Loi alimentation : taillée sur mesure pour la grande distribution

06 Février 2019

Au 1er février, les prix de milliers de produits alimentaires ont augmenté d’un taux pouvant aller de 3 à 6 %. C’est le résultat direct de la loi alimentation votée en novembre 2018 et appliquée maintenant. Le gouvernement prétend que cette loi va permettre de mieux rétribuer les agriculteurs. Mais dans les faits, les seuls à tirer leur épingle du jeu, pour l’instant, sont les patrons de la grande distribution.

La loi alimentation interdit aux supermarchés de vendre à perte sous peine de sanction, le seuil de revente à perte étant fixé maintenant à 10 % de marge. En clair, cela veut dire qu’un supermarché qui achète un produit 100 euros doit nécessairement le revendre au moins 110 euros. Du coup, les enseignes qui faisaient le choix d’attirer la clientèle en vendant certains produits à prix coûtant ne vont plus le faire.

Les produits concernés étaient l’épicerie salée et sucrée (le Nutella par exemple) les boissons alcoolisées et non alcoolisées, comme le coca cola, les pizzas, les fromages et les aliments pour animaux. Bien sûr, ces enseignes se rattrapaient en faisant une marge supérieure sur d’autres produits et n’étaient en rien perdantes. De la même manière, les promotions du type « un produit acheté, un produit offert » seront maintenant interdites. La loi autorise 34 % de promotions seulement. Du coup, les familles populaires qui attendaient celles-ci pour garnir leur réfrigérateur vont payer plus cher.

On a pu voir à la télévision Michel-Édouard Leclerc feindre de prendre la défense des consommateurs en posant devant un tableau intitulé « Nouvelle loi de notre président Macron ». Ce tableau détaillait les hausses de 9,9 % sur le Ricard et de 10 % sur le café Carte noire. Mais Leclerc défend surtout son pré carré car, dans la concurrence que se livrent les acteurs de la grande distribution, lui comme d’autres enseignes ont fait des promotions leur marque de fabrique. Mais, contrairement à ce qu’ils affirment, rien ne les contraint aujourd’hui à augmenter leurs prix. Ils pourraient compenser l’absence de promotions en réduisant leur marge sur les autres produits, sur la viande ou les légumes par exemple, et éviter ainsi une hausse générale des prix. Visiblement ils ne veulent pas le faire.

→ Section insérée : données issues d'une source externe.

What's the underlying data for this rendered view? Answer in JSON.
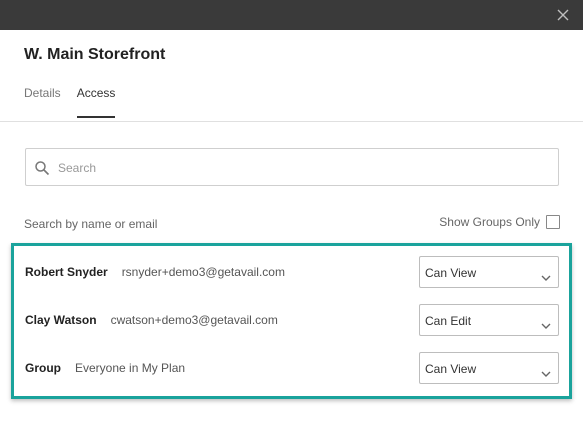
{
  "dialog": {
    "title": "W. Main Storefront",
    "close_icon": "close-icon"
  },
  "tabs": [
    {
      "label": "Details",
      "active": false
    },
    {
      "label": "Access",
      "active": true
    }
  ],
  "search": {
    "placeholder": "Search",
    "value": "",
    "icon": "search-icon"
  },
  "filter": {
    "hint": "Search by name or email",
    "show_groups_label": "Show Groups Only",
    "show_groups_checked": false
  },
  "access_list": [
    {
      "name": "Robert Snyder",
      "detail": "rsnyder+demo3@getavail.com",
      "permission": "Can View"
    },
    {
      "name": "Clay Watson",
      "detail": "cwatson+demo3@getavail.com",
      "permission": "Can Edit"
    },
    {
      "name": "Group",
      "detail": "Everyone in My Plan",
      "permission": "Can View"
    }
  ],
  "colors": {
    "topbar": "#3a3a3a",
    "highlight_border": "#1aa39c"
  }
}
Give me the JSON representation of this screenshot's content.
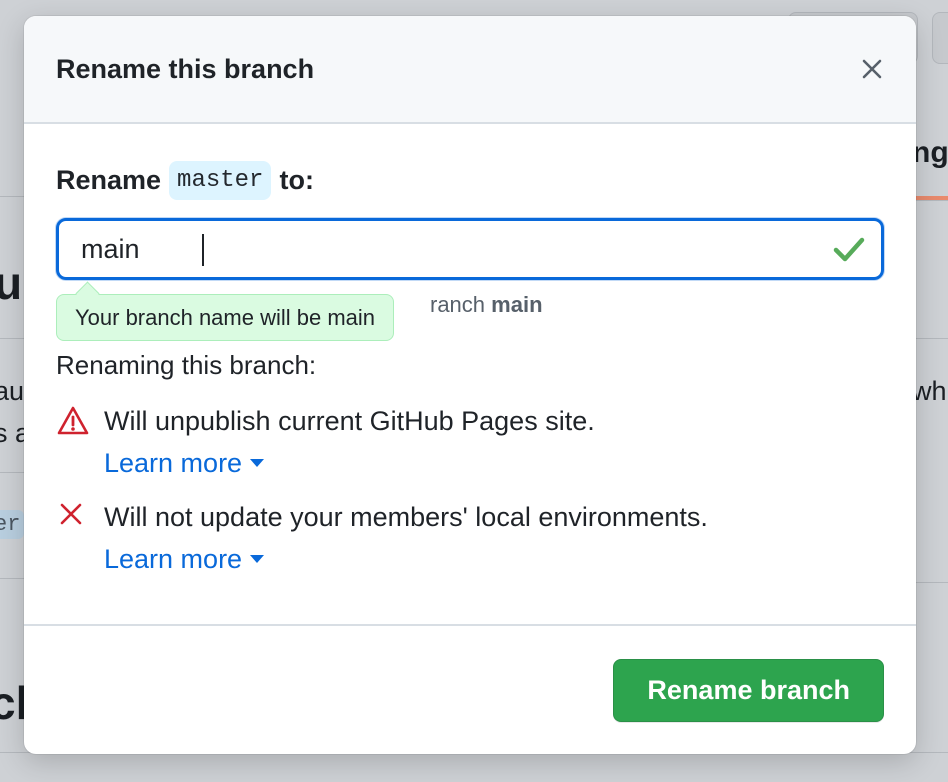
{
  "background": {
    "fragments": [
      "ul",
      "au",
      "s a",
      "er",
      "ng",
      "whi",
      "ch"
    ]
  },
  "modal": {
    "title": "Rename this branch",
    "rename_prefix": "Rename",
    "current_branch": "master",
    "rename_suffix": "to:",
    "input_value": "main",
    "hint_prefix": "ranch",
    "hint_branch": "main",
    "tooltip": "Your branch name will be main",
    "renaming_heading": "Renaming this branch:",
    "consequences": [
      {
        "icon": "alert-icon",
        "text": "Will unpublish current GitHub Pages site.",
        "link": "Learn more"
      },
      {
        "icon": "x-icon",
        "text": "Will not update your members' local environments.",
        "link": "Learn more"
      }
    ],
    "submit_label": "Rename branch"
  },
  "colors": {
    "accent": "#0969da",
    "success": "#2da44e",
    "danger": "#cf222e",
    "tooltip_bg": "#dafbe1"
  }
}
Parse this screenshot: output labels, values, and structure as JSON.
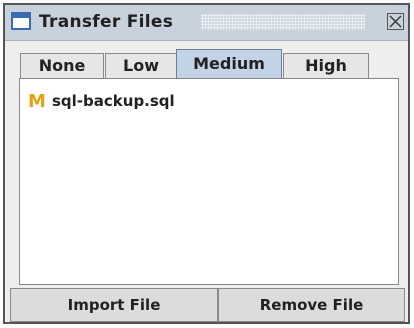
{
  "window": {
    "title": "Transfer Files"
  },
  "tabs": [
    {
      "label": "None",
      "selected": false
    },
    {
      "label": "Low",
      "selected": false
    },
    {
      "label": "Medium",
      "selected": true
    },
    {
      "label": "High",
      "selected": false
    }
  ],
  "files": [
    {
      "badge": "M",
      "name": "sql-backup.sql"
    }
  ],
  "buttons": {
    "import_label": "Import File",
    "remove_label": "Remove File"
  },
  "colors": {
    "titlebar": "#c8d2dd",
    "active_tab": "#c3d3e6",
    "badge": "#e2a212"
  },
  "icons": {
    "window": "window-icon",
    "close": "close-icon"
  }
}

Le gouvernement prétend qu’à terme les enseignes paieront automatiquement mieux le producteur de lait ou l’agriculteur, qu’en évitant ainsi la guerre des prix entre les distributeurs, les producteurs seront à terme gagnants. Mais il s’interdit toute contrainte à l’égard des patrons de la grande distribution. Il compte sur leur bonne volonté pour faire bénéficier les producteurs de la hausse des prix que va subir le consommateur. C’est demander du lait à un bouc.

Le gouvernement le sait pertinemment, cette loi alimentation offre à la grande distribution l’occasion d’encaisser des marges supérieures aux dépens des consommateurs, dont les producteurs ne verront probablement guère la couleur.